When your PhoneApplicationPage is created, its ApplicationBar property is automatically assigned to the ApplicationBar instance if it exists.

The ApplicationBar consists of two collections of items, each with a corresponding ApplicationBar property: Buttons and MenuItems. The Buttons property is the ApplicationBar’s Content property, which means that in XAML any items located directly as child elements of the ApplicationBar element must be ApplicationBarIconButtons and are placed in the ApplicationBar.Buttons collection automatically.

Figure 8.1 shows an example of an application bar in its expanded state.

Image

FIGURE 8.1 Expanding the application bar reveals its menu items.

To prevent the menu section from being expanded, set the ApplicationBar.IsMenuEnabled property to false. To hide the application bar entirely, set the ApplicationBar.IsVisible property to false.

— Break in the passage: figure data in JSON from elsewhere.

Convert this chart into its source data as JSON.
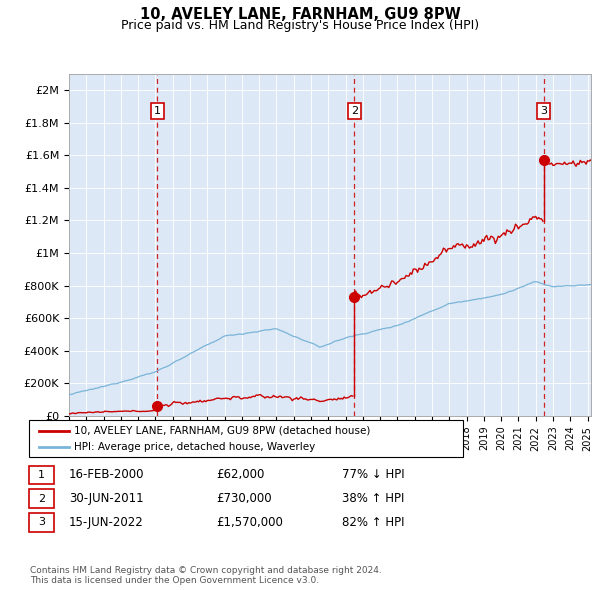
{
  "title": "10, AVELEY LANE, FARNHAM, GU9 8PW",
  "subtitle": "Price paid vs. HM Land Registry's House Price Index (HPI)",
  "ytick_values": [
    0,
    200000,
    400000,
    600000,
    800000,
    1000000,
    1200000,
    1400000,
    1600000,
    1800000,
    2000000
  ],
  "ylim": [
    0,
    2100000
  ],
  "xlim_start": 1995.4,
  "xlim_end": 2025.2,
  "sale_dates": [
    2000.12,
    2011.5,
    2022.46
  ],
  "sale_prices": [
    62000,
    730000,
    1570000
  ],
  "sale_labels": [
    "1",
    "2",
    "3"
  ],
  "hpi_color": "#7ab4d8",
  "price_color": "#cc0000",
  "dashed_color": "#cc0000",
  "plot_bg": "#dce8f5",
  "legend_label_red": "10, AVELEY LANE, FARNHAM, GU9 8PW (detached house)",
  "legend_label_blue": "HPI: Average price, detached house, Waverley",
  "table_rows": [
    [
      "1",
      "16-FEB-2000",
      "£62,000",
      "77% ↓ HPI"
    ],
    [
      "2",
      "30-JUN-2011",
      "£730,000",
      "38% ↑ HPI"
    ],
    [
      "3",
      "15-JUN-2022",
      "£1,570,000",
      "82% ↑ HPI"
    ]
  ],
  "footnote": "Contains HM Land Registry data © Crown copyright and database right 2024.\nThis data is licensed under the Open Government Licence v3.0.",
  "title_fontsize": 10.5,
  "subtitle_fontsize": 9
}
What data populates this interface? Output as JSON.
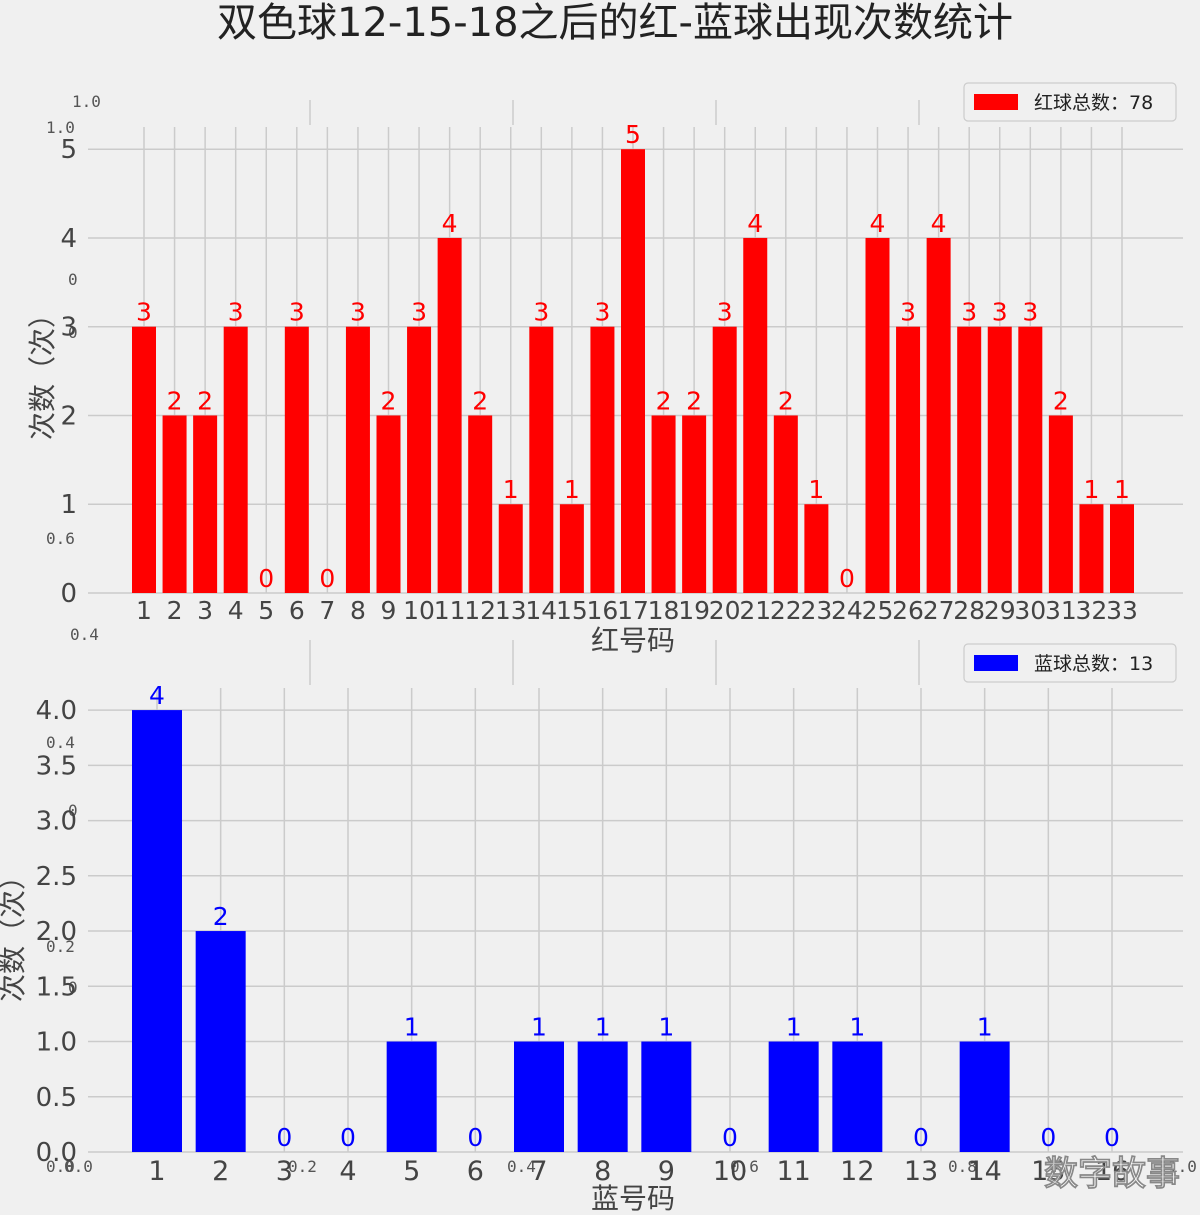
{
  "title": "双色球12-15-18之后的红-蓝球出现次数统计",
  "watermark": "数字故事",
  "ghost_ticks": {
    "left": [
      "1.0",
      "1.0",
      "0",
      "0",
      "0.6",
      "0.4",
      "0.4",
      "0",
      "0.2",
      "0",
      "0.0"
    ],
    "bottom": [
      "0.0",
      "0.2",
      "0.4",
      "0.6",
      "0.8",
      "1.0"
    ]
  },
  "chart_data": [
    {
      "type": "bar",
      "name": "red",
      "color": "#ff0000",
      "label_color": "#ff0000",
      "legend": "红球总数：78",
      "legend_position": "top-right",
      "xlabel": "红号码",
      "ylabel": "次数（次）",
      "grid": true,
      "ylim": [
        0,
        5.25
      ],
      "yticks": [
        0,
        1,
        2,
        3,
        4,
        5
      ],
      "ytick_labels": [
        "0",
        "1",
        "2",
        "3",
        "4",
        "5"
      ],
      "categories": [
        "1",
        "2",
        "3",
        "4",
        "5",
        "6",
        "7",
        "8",
        "9",
        "10",
        "11",
        "12",
        "13",
        "14",
        "15",
        "16",
        "17",
        "18",
        "19",
        "20",
        "21",
        "22",
        "23",
        "24",
        "25",
        "26",
        "27",
        "28",
        "29",
        "30",
        "31",
        "32",
        "33"
      ],
      "values": [
        3,
        2,
        2,
        3,
        0,
        3,
        0,
        3,
        2,
        3,
        4,
        2,
        1,
        3,
        1,
        3,
        5,
        2,
        2,
        3,
        4,
        2,
        1,
        0,
        4,
        3,
        4,
        3,
        3,
        3,
        2,
        1,
        1
      ]
    },
    {
      "type": "bar",
      "name": "blue",
      "color": "#0000ff",
      "label_color": "#0000ff",
      "legend": "蓝球总数：13",
      "legend_position": "top-right",
      "xlabel": "蓝号码",
      "ylabel": "次数（次）",
      "grid": true,
      "ylim": [
        0,
        4.2
      ],
      "yticks": [
        0,
        0.5,
        1,
        1.5,
        2,
        2.5,
        3,
        3.5,
        4
      ],
      "ytick_labels": [
        "0.0",
        "0.5",
        "1.0",
        "1.5",
        "2.0",
        "2.5",
        "3.0",
        "3.5",
        "4.0"
      ],
      "categories": [
        "1",
        "2",
        "3",
        "4",
        "5",
        "6",
        "7",
        "8",
        "9",
        "10",
        "11",
        "12",
        "13",
        "14",
        "15",
        "16"
      ],
      "values": [
        4,
        2,
        0,
        0,
        1,
        0,
        1,
        1,
        1,
        0,
        1,
        1,
        0,
        1,
        0,
        0
      ]
    }
  ]
}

Minimizing the Icon Button Tray

Since the release of Windows Phone 7.1 SDK, you have been able to minimize the application bar so that just the bar’s ellipsis is shown. This is controlled by the Mode property of the ApplicationBar, which can be either Default or Minimized.

Application Bar and System Tray Dimensions

In portrait mode the height of the application bar is fixed at 72 pixels. In landscape mode its width is also fixed at 72 pixels. When minimized, the application bar’s icon buttons are not shown, and the height of the icon button tray is reduced from 72 pixels to 30 pixels.

The system tray is 32 pixels high in portrait mode and 72 pixels wide in landscape mode. It always extends to the edge of the screen.